My fridge is stocked with dry vermouth, sweet vermouth, homemade eggnog, and all kinds of simple syrups, thanks to a pandemic-fueled interest in mixology, partly inspired by great bartenders and drink pros like Kristine Nguyen, Linda Salinas, and Justin Vann. Man, our food and beverage workers can inspire.
One night in April, I tell my wife I was getting three pounds of BB’s crawfish and eating the whole damn platter. And I did. A month later, I finally try Kaiser Lashkari’s fried chicken from Himalaya and declare it my favorite in town. Then I have Chris Williams’s chicken from Lucille’s and think about that declaration again. Then I have Ronnie Killen’s chicken from Killen's and have to revisit all of it. No food spoke to me this year like fried chicken.
There was the night I brought home a bunch of those H-E-B heat-and-eat meals. In one night, I ate from Cherry Block, Coltivare, Brennan’s of Houston, and The Hay Merchant. That was a mighty fine dinner.

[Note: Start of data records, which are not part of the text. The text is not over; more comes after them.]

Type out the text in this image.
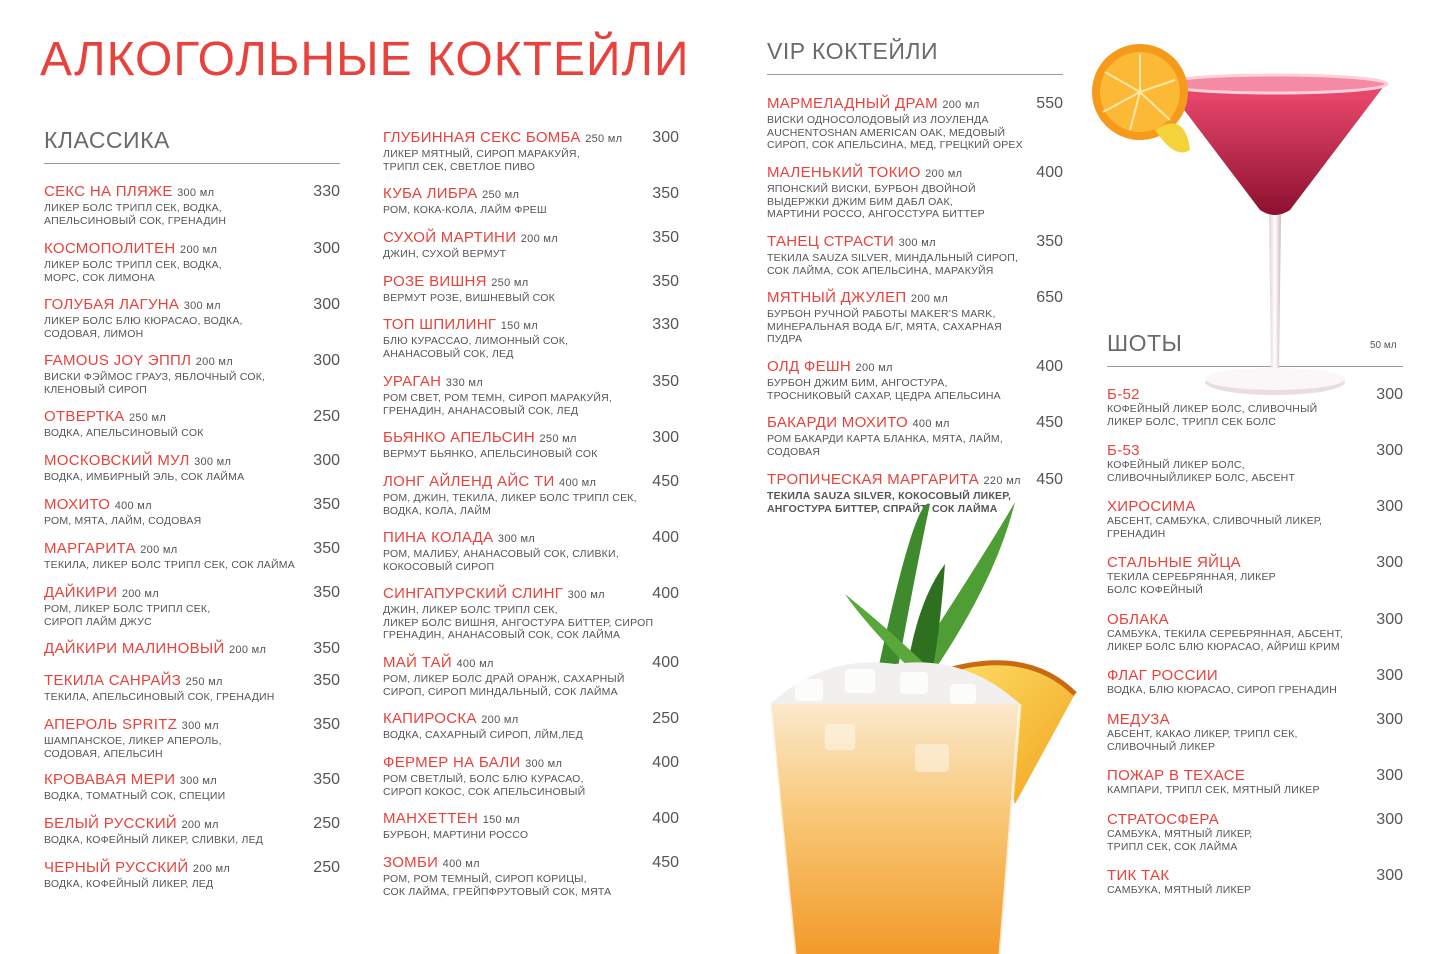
АЛКОГОЛЬНЫЕ КОКТЕЙЛИ
КЛАССИКА
VIP КОКТЕЙЛИ
ШОТЫ	50 мл
СЕКС НА ПЛЯЖЕ 300 мл	330
ЛИКЕР БОЛС ТРИПЛ СЕК, ВОДКА,
АПЕЛЬСИНОВЫЙ СОК, ГРЕНАДИН
КОСМОПОЛИТЕН 200 мл	300
ЛИКЕР БОЛС ТРИПЛ СЕК, ВОДКА,
МОРС, СОК ЛИМОНА
ГОЛУБАЯ ЛАГУНА 300 мл	300
ЛИКЕР БОЛС БЛЮ КЮРАСАО, ВОДКА,
СОДОВАЯ, ЛИМОН
FAMOUS JOY ЭППЛ 200 мл	300
ВИСКИ ФЭЙМОС ГРАУЗ, ЯБЛОЧНЫЙ СОК,
КЛЕНОВЫЙ СИРОП
ОТВЕРТКА 250 мл	250
ВОДКА, АПЕЛЬСИНОВЫЙ СОК
МОСКОВСКИЙ МУЛ 300 мл	300
ВОДКА, ИМБИРНЫЙ ЭЛЬ, СОК ЛАЙМА
МОХИТО 400 мл	350
РОМ, МЯТА, ЛАЙМ, СОДОВАЯ
МАРГАРИТА 200 мл	350
ТЕКИЛА, ЛИКЕР БОЛС ТРИПЛ СЕК, СОК ЛАЙМА
ДАЙКИРИ 200 мл	350
РОМ, ЛИКЕР БОЛС ТРИПЛ СЕК,
СИРОП ЛАЙМ ДЖУС
ДАЙКИРИ МАЛИНОВЫЙ 200 мл	350
ТЕКИЛА САНРАЙЗ 250 мл	350
ТЕКИЛА, АПЕЛЬСИНОВЫЙ СОК, ГРЕНАДИН
АПЕРОЛЬ SPRITZ 300 мл	350
ШАМПАНСКОЕ, ЛИКЕР АПЕРОЛЬ,
СОДОВАЯ, АПЕЛЬСИН
КРОВАВАЯ МЕРИ 300 мл	350
ВОДКА, ТОМАТНЫЙ СОК, СПЕЦИИ
БЕЛЫЙ РУССКИЙ 200 мл	250
ВОДКА, КОФЕЙНЫЙ ЛИКЕР, СЛИВКИ, ЛЕД
ЧЕРНЫЙ РУССКИЙ 200 мл	250
ВОДКА, КОФЕЙНЫЙ ЛИКЕР, ЛЕД
ГЛУБИННАЯ СЕКС БОМБА 250 мл	300
ЛИКЕР МЯТНЫЙ, СИРОП МАРАКУЙЯ,
ТРИПЛ СЕК, СВЕТЛОЕ ПИВО
КУБА ЛИБРА 250 мл	350
РОМ, КОКА-КОЛА, ЛАЙМ ФРЕШ
СУХОЙ МАРТИНИ 200 мл	350
ДЖИН, СУХОЙ ВЕРМУТ
РОЗЕ ВИШНЯ 250 мл	350
ВЕРМУТ РОЗЕ, ВИШНЕВЫЙ СОК
ТОП ШПИЛИНГ 150 мл	330
БЛЮ КУРАССАО, ЛИМОННЫЙ СОК,
АНАНАСОВЫЙ СОК, ЛЕД
УРАГАН 330 мл	350
РОМ СВЕТ, РОМ ТЕМН, СИРОП МАРАКУЙЯ,
ГРЕНАДИН, АНАНАСОВЫЙ СОК, ЛЕД
БЬЯНКО АПЕЛЬСИН 250 мл	300
ВЕРМУТ БЬЯНКО, АПЕЛЬСИНОВЫЙ СОК
ЛОНГ АЙЛЕНД АЙС ТИ 400 мл	450
РОМ, ДЖИН, ТЕКИЛА, ЛИКЕР БОЛС ТРИПЛ СЕК,
ВОДКА, КОЛА, ЛАЙМ
ПИНА КОЛАДА 300 мл	400
РОМ, МАЛИБУ, АНАНАСОВЫЙ СОК, СЛИВКИ,
КОКОСОВЫЙ СИРОП
СИНГАПУРСКИЙ СЛИНГ 300 мл	400
ДЖИН, ЛИКЕР БОЛС ТРИПЛ СЕК,
ЛИКЕР БОЛС ВИШНЯ, АНГОСТУРА БИТТЕР, СИРОП
ГРЕНАДИН, АНАНАСОВЫЙ СОК, СОК ЛАЙМА
МАЙ ТАЙ 400 мл	400
РОМ, ЛИКЕР БОЛС ДРАЙ ОРАНЖ, САХАРНЫЙ
СИРОП, СИРОП МИНДАЛЬНЫЙ, СОК ЛАЙМА
КАПИРОСКА 200 мл	250
ВОДКА, САХАРНЫЙ СИРОП, ЛЙМ,ЛЕД
ФЕРМЕР НА БАЛИ 300 мл	400
РОМ СВЕТЛЫЙ, БОЛС БЛЮ КУРАСАО,
СИРОП КОКОС, СОК АПЕЛЬСИНОВЫЙ
МАНХЕТТЕН 150 мл	400
БУРБОН, МАРТИНИ РОССО
ЗОМБИ 400 мл	450
РОМ, РОМ ТЕМНЫЙ, СИРОП КОРИЦЫ,
СОК ЛАЙМА, ГРЕЙПФРУТОВЫЙ СОК, МЯТА
МАРМЕЛАДНЫЙ ДРАМ 200 мл	550
ВИСКИ ОДНОСОЛОДОВЫЙ ИЗ ЛОУЛЕНДА
AUCHENTOSHAN AMERICAN OAK, МЕДОВЫЙ
СИРОП, СОК АПЕЛЬСИНА, МЕД, ГРЕЦКИЙ ОРЕХ
МАЛЕНЬКИЙ ТОКИО 200 мл	400
ЯПОНСКИЙ ВИСКИ, БУРБОН ДВОЙНОЙ
ВЫДЕРЖКИ ДЖИМ БИМ ДАБЛ ОАК,
МАРТИНИ РОССО, АНГОССТУРА БИТТЕР
ТАНЕЦ СТРАСТИ 300 мл	350
ТЕКИЛА SAUZA SILVER, МИНДАЛЬНЫЙ СИРОП,
СОК ЛАЙМА, СОК АПЕЛЬСИНА, МАРАКУЙЯ
МЯТНЫЙ ДЖУЛЕП 200 мл	650
БУРБОН РУЧНОЙ РАБОТЫ MAKER'S MARK,
МИНЕРАЛЬНАЯ ВОДА Б/Г, МЯТА, САХАРНАЯ
ПУДРА
ОЛД ФЕШН 200 мл	400
БУРБОН ДЖИМ БИМ, АНГОСТУРА,
ТРОСНИКОВЫЙ САХАР, ЦЕДРА АПЕЛЬСИНА
БАКАРДИ МОХИТО 400 мл	450
РОМ БАКАРДИ КАРТА БЛАНКА, МЯТА, ЛАЙМ,
СОДОВАЯ
ТРОПИЧЕСКАЯ МАРГАРИТА 220 мл 450
ТЕКИЛА SAUZA SILVER, КОКОСОВЫЙ ЛИКЕР,
АНГОСТУРА БИТТЕР, СПРАЙТ, СОК ЛАЙМА
Б-52	300
КОФЕЙНЫЙ ЛИКЕР БОЛС, СЛИВОЧНЫЙ
ЛИКЕР БОЛС, ТРИПЛ СЕК БОЛС
Б-53	300
КОФЕЙНЫЙ ЛИКЕР БОЛС,
СЛИВОЧНЫЙЛИКЕР БОЛС, АБСЕНТ
ХИРОСИМА	300
АБСЕНТ, САМБУКА, СЛИВОЧНЫЙ ЛИКЕР,
ГРЕНАДИН
СТАЛЬНЫЕ ЯЙЦА	300
ТЕКИЛА СЕРЕБРЯННАЯ, ЛИКЕР
БОЛС КОФЕЙНЫЙ
ОБЛАКА	300
САМБУКА, ТЕКИЛА СЕРЕБРЯННАЯ, АБСЕНТ,
ЛИКЕР БОЛС БЛЮ КЮРАСАО, АЙРИШ КРИМ
ФЛАГ РОССИИ	300
ВОДКА, БЛЮ КЮРАСАО, СИРОП ГРЕНАДИН
МЕДУЗА	300
АБСЕНТ, КАКАО ЛИКЕР, ТРИПЛ СЕК,
СЛИВОЧНЫЙ ЛИКЕР
ПОЖАР В ТЕХАСЕ	300
КАМПАРИ, ТРИПЛ СЕК, МЯТНЫЙ ЛИКЕР
СТРАТОСФЕРА	300
САМБУКА, МЯТНЫЙ ЛИКЕР,
ТРИПЛ СЕК, СОК ЛАЙМА
ТИК ТАК	300
САМБУКА, МЯТНЫЙ ЛИКЕР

In April, I braised pork in milk. In June, I spatchcocked a chicken. In November, I roasted leg of lamb with a ridiculous stuffing. On a few Sunday mornings, I flipped buttermilk pancakes with my daughters.
I cooked too many quesadillas with sour cream and Frank’s Hot Sauce for lunch. Every time my daughters requested salmon for dinner, I came prepared with chili oil for dipping. I made some killer breakfast tacos with Tatemó corn tortillas and Shepherd’s pork and smoked bacon sausage. The last meal at my old apartment in the Heights was a couple of tacos from Cantina Barba; the first meal at my new house in Westbury was a bagel from New York Deli & Coffee Shop.
I can count on two hands the times since March that I sat in a restaurant dining room to eat. Most of the time I took my food home, and a handful of times I ate outside at a patio. There was spending time over natural wines with my wife at Theodore Rex, watching my daughters clean pork ribs at a pink picnic table outside Fainmous BBQ, and enjoying our first lunch in our new neighborhood al fresco at Watershed.
When I eat at a restaurant I allow everything to come my way. Give me the rush of dinner service at its peak, the free-flying humor of bartenders getting the work done, and the way a well-timed drink pour and plate arrival can slide in with the rhythm of the music and chatter of a packed dining room. I want to feel a restaurant at its best, if only to tell everyone about it. I need to tell everyone about it, and in 2020, I didn’t get to do that as often. But what I lost of that, I gained in so many other things, among them the opportunity to connect with my past through a one-off take-home tribute, the chance to learn with my children as they met new cultures through food, and the ability to hear hurt and frustration from so many working in the hospitality industry. Thank goodness I could share that, too.